Using CRYSTAL on ARCHER2

CRYSTAL is only available to users who have a valid CRYSTAL license. You request access through SAFE:

How to request access to package groups

Please have your license details to hand.

Running parallel CRYSTAL jobs

The following script will run CRYSTAL using pure MPI for parallelisation using 256 MPI processes, 1 per core across 2 nodes. It assumes that the input file is tio2.d12

#!/bin/bash
#SBATCH --nodes=2
#SBATCH --time=0:20:00
#SBATCH --ntasks-per-node=128
#SBATCH --cpus-per-task=1

# Replace [budget code] below with your project code (e.g. e05)
#SBATCH --account=[budget code]
#SBATCH --partition=standard
#SBATCH --qos=standard

module load other-software
module load crystal/23-1.0.1-2

# Ensure the cpus-per-task option is propagated to srun commands
export SRUN_CPUS_PER_TASK=$SLURM_CPUS_PER_TASK

# Change this to the name of your input file
cp tio2.d12 INPUT

srun --hint=nomultithread --distribution=block:block MPPcrystal

An equivalent 2 node job using MPI+OpenMP parallelism with 4 threads per MPI process, 64 MPI processes, 1 thread per core across 2 nodes would be:

#!/bin/bash
#SBATCH --nodes=2
#SBATCH --time=0:20:00
#SBATCH --ntasks-per-node=32
#SBATCH --cpus-per-task=4

# Replace [budget code] below with your project code (e.g. e05)
#SBATCH --account=[budget code]
#SBATCH --partition=standard
#SBATCH --qos=standard

module load other-software
module load crystal/23-1.0.1-2

# Ensure the cpus-per-task option is propagated to srun commands
export SRUN_CPUS_PER_TASK=$SLURM_CPUS_PER_TASK

# Change this to the name of your input file
cp tio2.d12 INPUT

export OMP_NUM_THREADS=4
export OMP_PLACES=cores
export OMP_STACKSIZE=16M

srun --hint=nomultithread --distribution=block:block MPPcrystalOMP

Tips and known issues

CPU frequency

You should run some short (1 or 2 SCF cycles) jobs to test the scaling of your job so you can decide on the balance between cost to your budget and the time it takes to get a result.
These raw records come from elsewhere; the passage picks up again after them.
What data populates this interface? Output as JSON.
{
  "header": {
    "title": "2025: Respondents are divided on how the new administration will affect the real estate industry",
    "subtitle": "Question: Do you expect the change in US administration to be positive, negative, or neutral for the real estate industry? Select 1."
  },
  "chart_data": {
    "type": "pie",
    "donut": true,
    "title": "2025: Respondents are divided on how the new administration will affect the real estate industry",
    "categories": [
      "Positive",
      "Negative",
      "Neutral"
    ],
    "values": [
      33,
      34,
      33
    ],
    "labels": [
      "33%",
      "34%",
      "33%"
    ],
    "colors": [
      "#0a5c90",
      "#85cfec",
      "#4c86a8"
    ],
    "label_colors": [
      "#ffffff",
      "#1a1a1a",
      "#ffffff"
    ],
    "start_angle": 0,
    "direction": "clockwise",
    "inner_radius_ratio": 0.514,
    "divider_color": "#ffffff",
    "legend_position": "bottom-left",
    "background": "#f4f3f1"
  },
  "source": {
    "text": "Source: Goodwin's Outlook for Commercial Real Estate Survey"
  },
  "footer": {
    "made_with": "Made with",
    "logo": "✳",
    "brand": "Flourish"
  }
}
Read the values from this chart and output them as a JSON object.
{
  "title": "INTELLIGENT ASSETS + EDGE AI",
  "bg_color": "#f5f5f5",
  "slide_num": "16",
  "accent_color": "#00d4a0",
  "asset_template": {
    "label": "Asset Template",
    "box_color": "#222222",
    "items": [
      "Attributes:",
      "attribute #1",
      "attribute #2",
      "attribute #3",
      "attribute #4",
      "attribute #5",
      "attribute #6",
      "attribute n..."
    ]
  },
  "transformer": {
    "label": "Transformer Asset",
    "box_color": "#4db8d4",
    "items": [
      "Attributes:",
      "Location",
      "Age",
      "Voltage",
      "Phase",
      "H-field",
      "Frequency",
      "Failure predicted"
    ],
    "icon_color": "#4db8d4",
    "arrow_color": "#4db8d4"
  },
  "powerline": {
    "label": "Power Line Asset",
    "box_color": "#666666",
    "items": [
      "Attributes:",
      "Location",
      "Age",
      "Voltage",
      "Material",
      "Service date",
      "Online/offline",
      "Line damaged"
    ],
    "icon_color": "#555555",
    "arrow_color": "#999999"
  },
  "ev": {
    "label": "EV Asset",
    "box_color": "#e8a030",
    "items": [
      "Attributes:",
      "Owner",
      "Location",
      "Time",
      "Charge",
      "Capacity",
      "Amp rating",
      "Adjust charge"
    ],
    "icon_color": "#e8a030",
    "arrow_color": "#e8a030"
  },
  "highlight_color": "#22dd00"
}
You now should include a few tests at different clock rates as part of this process.

Based on a few simple tests we have run it is likely that jobs dominated by building the Kohn-Sham matrix (SHELLX+MONMO3+NUMDFT in the output) will see minimal energy savings and better performance at 2.25GHz. Jobs dominated by the ScaLapack calls (MPP_DIAG in the output) may show useful energy savings at 2.0GHz.

Out-of-memory errors

Long-running jobs may encounter unexpected errors of the form

slurmstepd: error: Detected 1 oom-kill event(s) in step 411502.0 cgroup.

These are related to a memory leak in the underlying libfabric communication layer, which will be fixed in a future release. In the meantime, it should be possible to work around the problem by adding

export FI_MR_CACHE_MAX_COUNT=0

to the SLURM submission script.